Refletindo um pouco sobre minha profissão de professor de Ciências, fiquei pensando como sem querer, passamos aos alunos a ideia de que eles devem simplesmente absorver os conteúdos, e em seguida responderem corretamente às perguntas que fazemos nas provas. Isso pode dar a impressão de que em todas as áreas os conhecimentos se encontram totalmente prontos, e aos educandos só restaria o trabalho de entenderem como eles foram adquiridos ao longo da História.
Ensinamos as crianças como se as respostas corretas fossem mais importantes do que as perguntas corretas.
Não saber sobre algo é natural e mais pais e mais professores deveriam estar dispostos a dizer: Eu não sei a resposta. Vamos descobrir como podemos obtê-la.
Eu penso que é isso que tínhamos que ensinar nas escolas. A ciência é um processo de tentar entender este mundo complicado e descobrir o como e o porque das coisas serem como são, através do levantamento de hipóteses e testes para confirmá-las ou não. Não só pesquisadores se utilizam deste método, na física e nas ciências, mas todos nós, no dia-a-dia, em qualquer problema que enfrentamos, por exemplo quando tentamos fazer funcionar um computador ou celular, ou ao procurarmos o local de um vazamento de água em nossas casas. Isto ocorreu comigo recentemente. Em meu apartamento, apareciam poças d'água debaixo da pia da cozinha, mas minha esposa não sabia me informar como elas se formavam. De onde vinha o vazamento? Seria de trás, pela parede, pela cuba de inox, ou pelo ralo no chão? Considerei inicialmente todas as possibilidades. Aos poucos, fui abandonando hipóteses incorretas e consegui descobrir que o vazamento vinha de trás, através de um vão entre a pia e a parede. 
Utilizei no local, um rejunte branco e silicone, mas o vazamento continuou, embora tivesse diminuído. Fui fechando o cerco e experimentei colocar uma camada maior de rejunte e silicone, para que criasse uma "rampinha" entre a pedra da pia e a parede. Consegui resolver o problema e o vazamento cessou.

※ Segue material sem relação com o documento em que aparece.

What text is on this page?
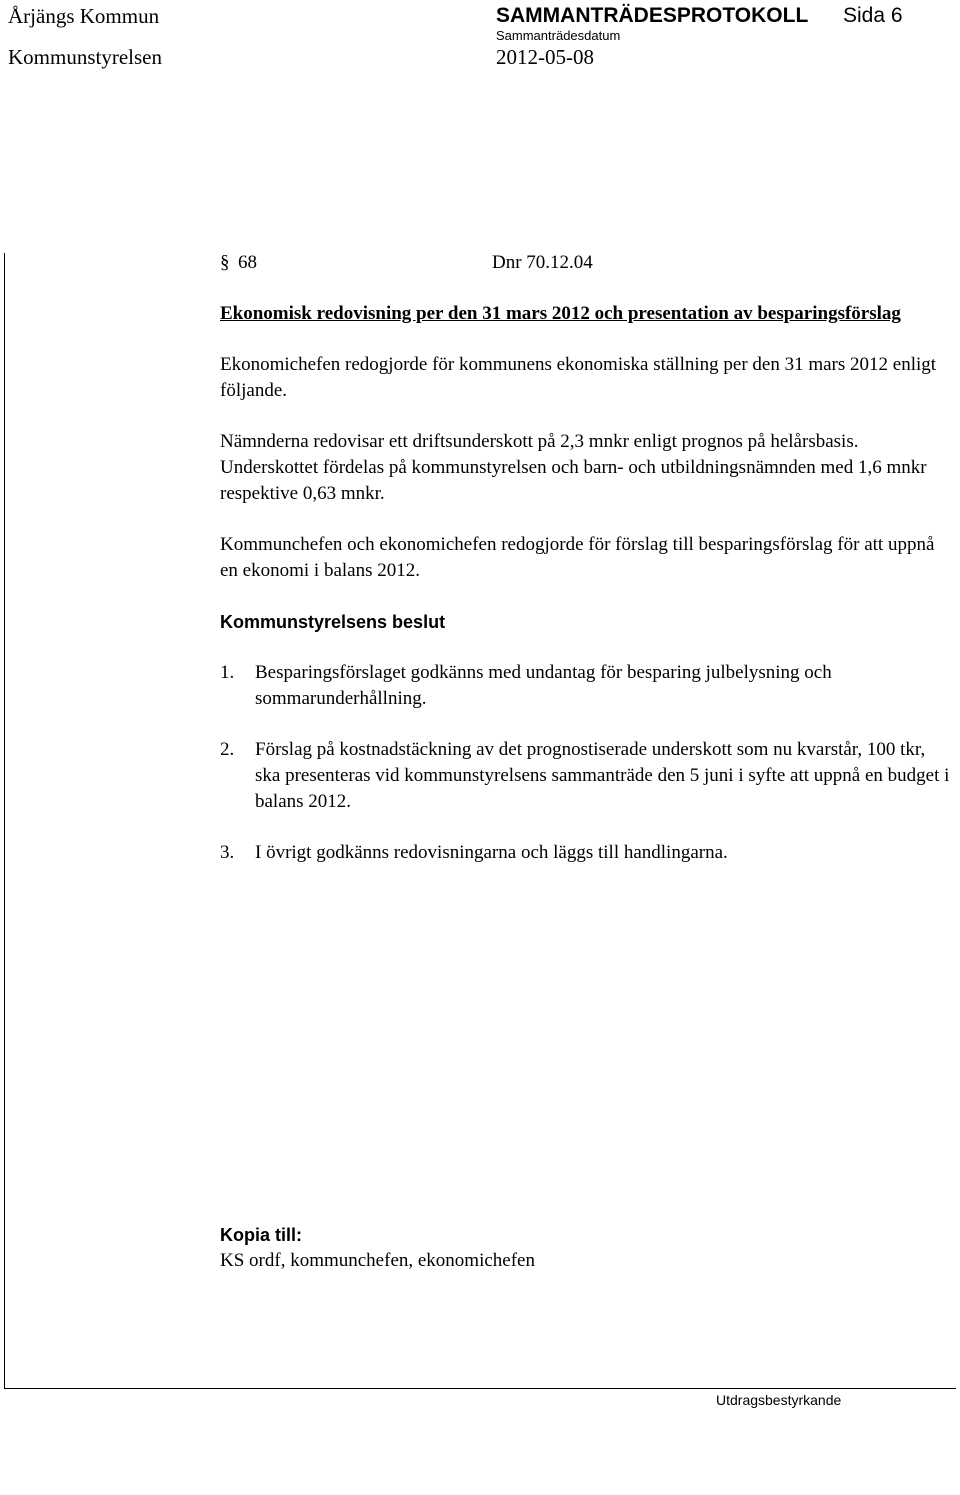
Årjängs Kommun	SAMMANTRÄDESPROTOKOLL Sida 6
Kommunstyrelsen
Sammanträdesdatum
2012-05-08
§ 68	Dnr 70.12.04

Ekonomisk redovisning per den 31 mars 2012 och presentation av besparingsförslag

Ekonomichefen redogjorde för kommunens ekonomiska ställning per den 31 mars 2012 enligt följande.

Nämnderna redovisar ett driftsunderskott på 2,3 mnkr enligt prognos på helårsbasis. Underskottet fördelas på kommunstyrelsen och barn- och utbildningsnämnden med 1,6 mnkr respektive 0,63 mnkr.

Kommunchefen och ekonomichefen redogjorde för förslag till besparingsförslag för att uppnå en ekonomi i balans 2012.

Kommunstyrelsens beslut

1. Besparingsförslaget godkänns med undantag för besparing julbelysning och sommarunderhållning.
2. Förslag på kostnadstäckning av det prognostiserade underskott som nu kvarstår, 100 tkr, ska presenteras vid kommunstyrelsens sammanträde den 5 juni i syfte att uppnå en budget i balans 2012.
3. I övrigt godkänns redovisningarna och läggs till handlingarna.
Kopia till:
KS ordf, kommunchefen, ekonomichefen
Utdragsbestyrkande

Mesmo quando alguém nos conta alguma coisa, precisamos estar "armados" com o Método Científico para não acreditarmos em qualquer bobagem. Outro dia, uma aluna me disse: "Professor, se uma mulher sonha que está grávida de gêmeos, significa que terá um lucro financeiro em breve". Tentei então fazê-la associar de algum modo um fato com outro. Para mim, é fácil perceber que uma coisa não tem absolutamente nenhuma ligação com a outra, mas no caso das pseudociências, as pessoas parecem ter uma queda a acreditar em algo que, para elas, não conseguimos lidar por falta de provas ou evidências, mas que julgam ter um fundamento sobrenatural ou espiritual, campo no qual a ciência se nega ou não teria capacidade de realizar pesquisas. Mas é justamente por causa desta falta de evidências que a ciência não entra neste jogo.

O filósofo Sócrates dizia: "Só sei que nada sei". Esta frase não deve ser interpretada ao pé da letra, pois todos nós sabemos de uma forma ou de outra sobre alguma coisa, mas ela serve para entendermos a humildade deste grande pensador, que preferia instigar sempre o pensamento, formando eternos aprendizes, em busca de um aprimoramento na maneira de compreender diversos assuntos da melhor forma possível.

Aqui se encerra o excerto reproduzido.